Fui ao microfone, antes pedi ao Senhor que fizesse, da minha palavra, a Sua palavra. São Sebastião, coberto de flechas, espiava, do centro do altar, o meu martírio.

***

Ontem, ao saber da notícia da passagem do nosso querido Tio Gerardo, invadiu-me uma espécie de sonho. Ou visão? Não sei. No entanto, penso eu, tal definição muito pouco importa.
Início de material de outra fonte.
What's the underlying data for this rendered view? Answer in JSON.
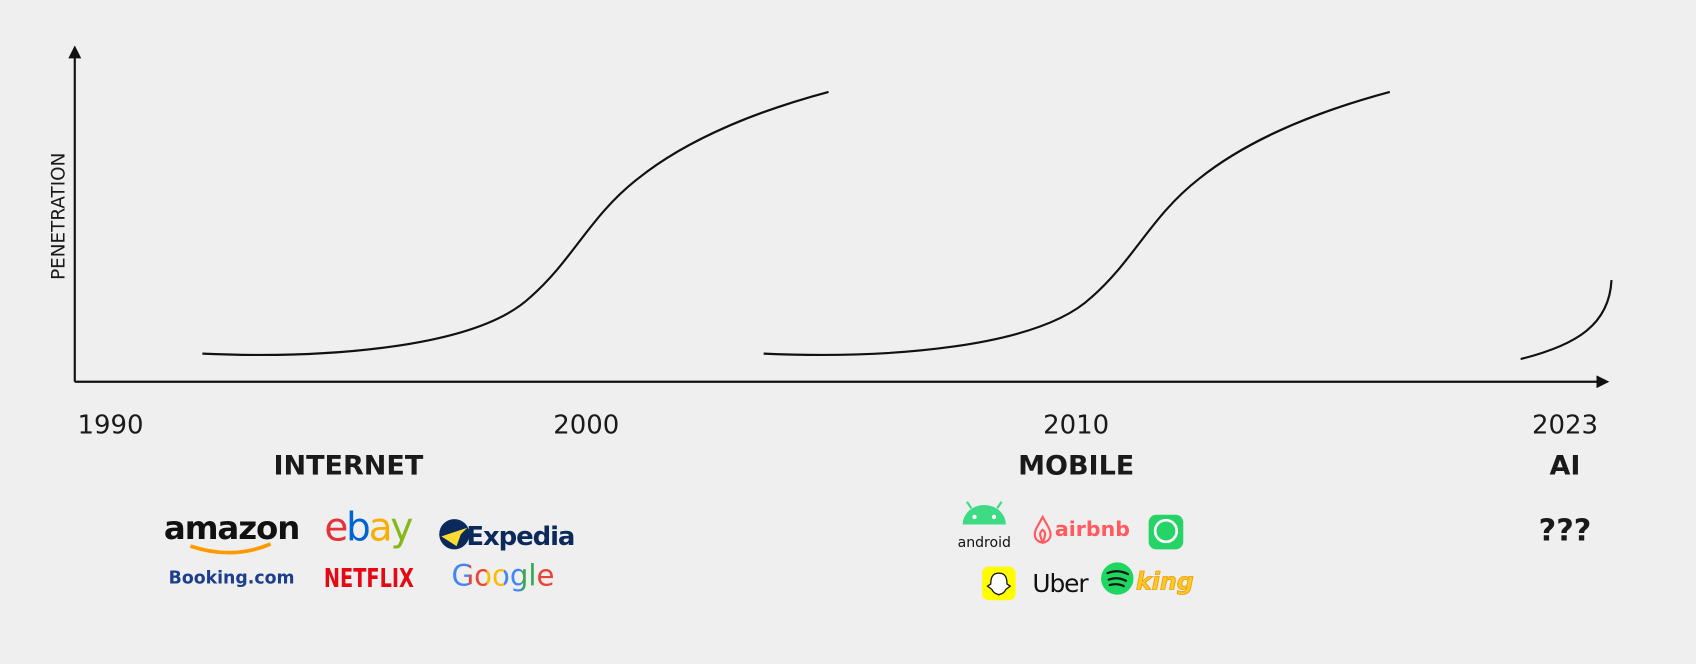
{
  "axis": {
    "y_label": "PENETRATION",
    "x_labels": [
      "1990",
      "2000",
      "2010",
      "2023"
    ]
  },
  "eras": [
    {
      "title": "INTERNET",
      "logos": [
        "amazon",
        "ebay",
        "Expedia",
        "Booking.com",
        "NETFLIX",
        "Google"
      ]
    },
    {
      "title": "MOBILE",
      "logos": [
        "android",
        "airbnb",
        "Uber",
        "king"
      ]
    },
    {
      "title": "AI",
      "placeholder": "???"
    }
  ]
}
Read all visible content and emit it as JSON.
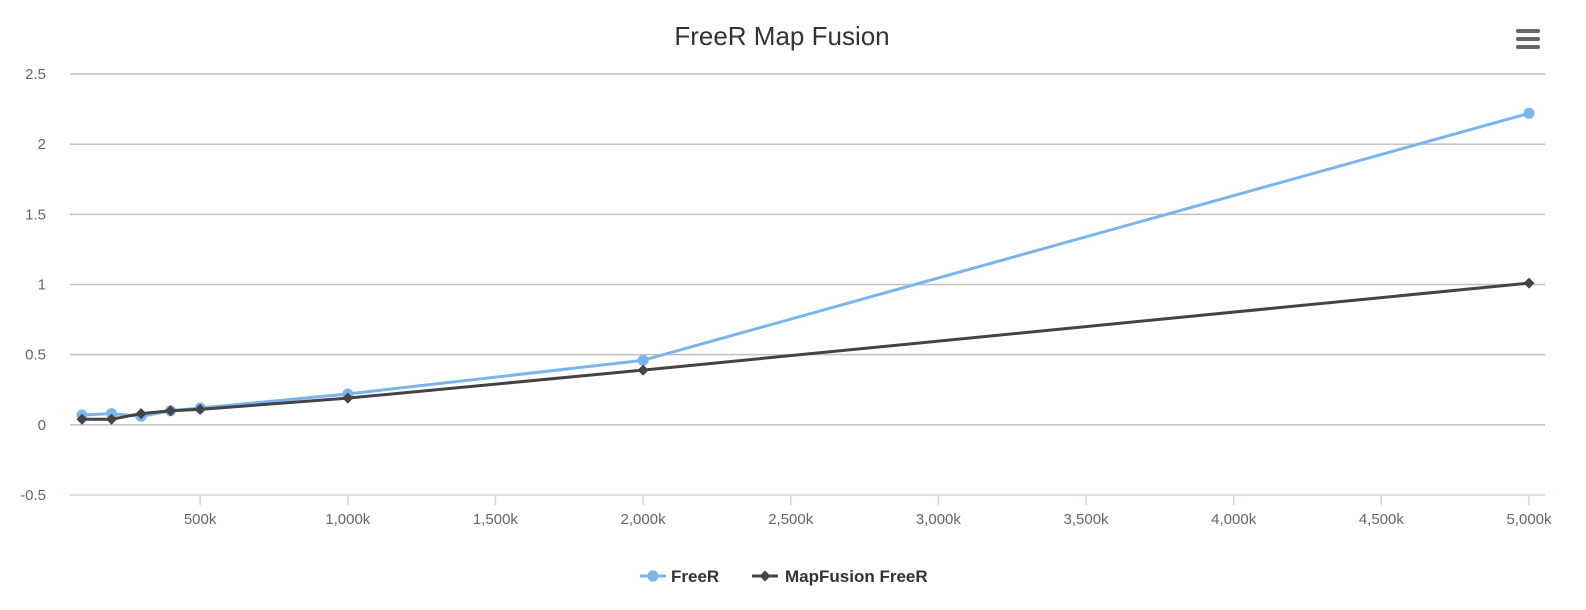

Tio Gerardo, após mais uma penosa sessão de hemodiálise, passara mal e fora levado à UTI. Lá entrando, os médicos tentaram reanimá-lo. Drogas pesadas foram injetadas, na tentativa de mantê-lo “vivo”. De repente, alguém grita: “Coloquem-no no balão…”

Não foi preciso que se completasse a sentença. Tio Gerardo ouvia, ali, o chamado d’Aquele que o convocava para o Seu reinado. Uma paz enorme assumiu sua face, e ele subiu, num balão multicolorido, rumo ao Empíreo.

Até que enfim, Tio Gerardo, você será reconfortado e ficará em paz! Você que, tal como Jó, viu-se despido de posses e bens, porém nunca ousou renunciar ao riso, nunca se deixou contaminar pelo ódio e pela fúria. Esta noite, ao olharmos para a calçada de sua residência, Tio Gerardo, não daremos com a sua figura hercúlea e bonachona. Sabe por quê? Pelo motivo que acabei de descrever no meu sonho: você estará subindo ao Paraíso, num balão divino, pajeado pelas estrelas, neste céu de nossos antepassados.

***

Ao retornar de Santana, minha Licânia, depois de lá plantar, no chão duro do cemitério, mais um dos nossos parentes, a sensação de tê-la deixado encoberta por silêncio, dor e… cinzas.